POLY (LACTIC-CO-GLYCOLIC ACID) BASED DOUBLE EMULSION NANOPARTICLE AS ACARRIER SYSTEM TO DELIVER GLUTATHIONE SUBLINGUALLY

The sublingual delivery of drugs represents a continuing challenge, as well as an opportunity. In this study, a poly (lactic-co-glycolic acid) (PLGA) based Water-in-Oil-in-Water (w/o/w) double emulsion of nanoparticles was developed as potential platform technology, to generate sustained drug release profile and maximize the bioavailability of the glutathione (GSH). Two-level full factorial design was carried out based on different types and concentrations of the stabilizers used, and on varying sonication time. The optimal formulations were predicted with particle size of 232.57 ± 20.56 nm, zeta-potential of -12.33 ± 0.20 mV and entrapment efficiency of 77.04 ± 1.50%. Spherical particle morphology and uniform size was observed by scanning electron microscopy.

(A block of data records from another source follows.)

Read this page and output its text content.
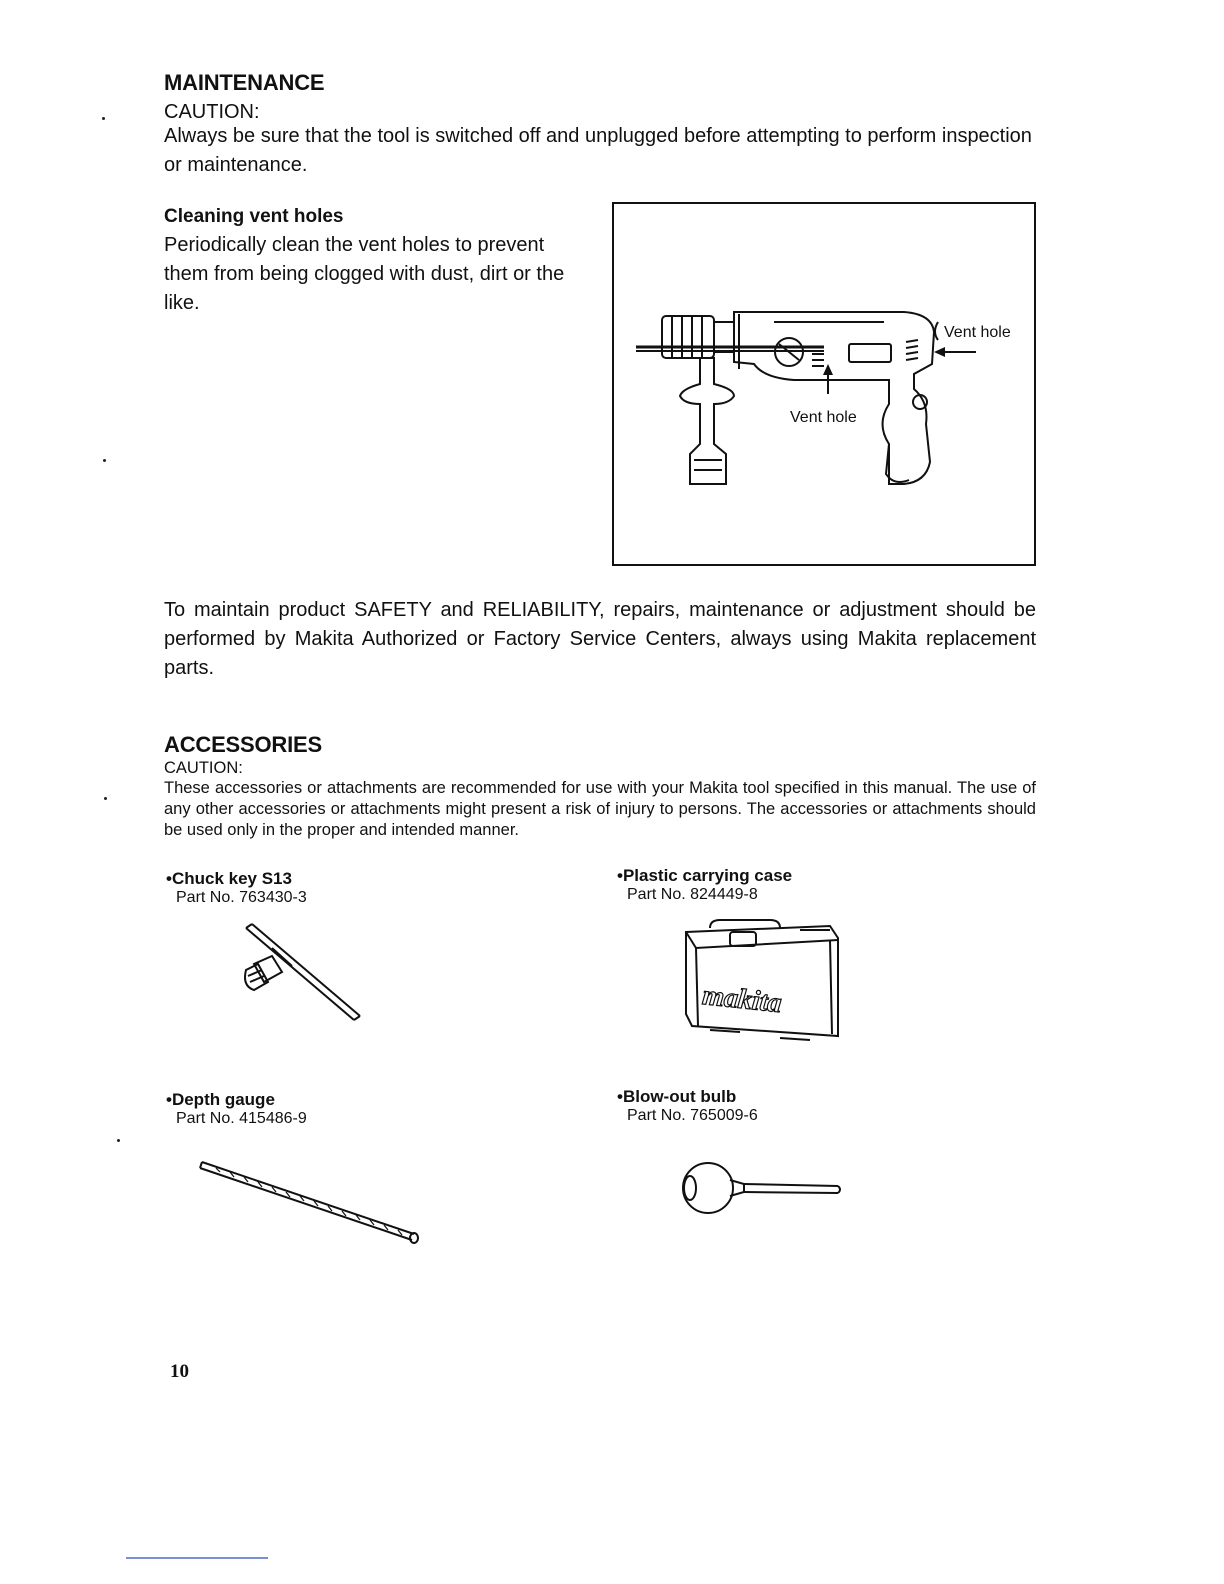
MAINTENANCE
CAUTION:
Always be sure that the tool is switched off and unplugged before attempting to perform inspection or maintenance.
Cleaning vent holes
Periodically clean the vent holes to prevent them from being clogged with dust, dirt or the like.
Vent hole
Vent hole
To maintain product SAFETY and RELIABILITY, repairs, maintenance or adjustment should be performed by Makita Authorized or Factory Service Centers, always using Makita replacement parts.
ACCESSORIES
CAUTION:
These accessories or attachments are recommended for use with your Makita tool specified in this manual. The use of any other accessories or attachments might present a risk of injury to persons. The accessories or attachments should be used only in the proper and intended manner.
•Chuck key S13
Part No. 763430-3
•Plastic carrying case
Part No. 824449-8
makita
•Depth gauge
Part No. 415486-9
•Blow-out bulb
Part No. 765009-6
10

Sustained release profile was achieved and the release kinetics was illustrated as a Korsmeyer – Peppas kinetic model. Moreover, in ex-vivo permeation studies, approximately 2-fold increase in the transmucosal permeation of GSH was achieved when PVA and carbopol were incorporated with the nanoparticulate delivery system, resulting in 21.9 ± 1.2% drug permeation and a permeation coefficient of (4.96 ± 0.36) × 10^-6 cm∙sec^-1. The developed PLGA nanoparticulate delivery system was able to elevate the retention time and resist saliva dissolution, providing a sustained drug release profile and relatively high transmucosal permeation of GSH.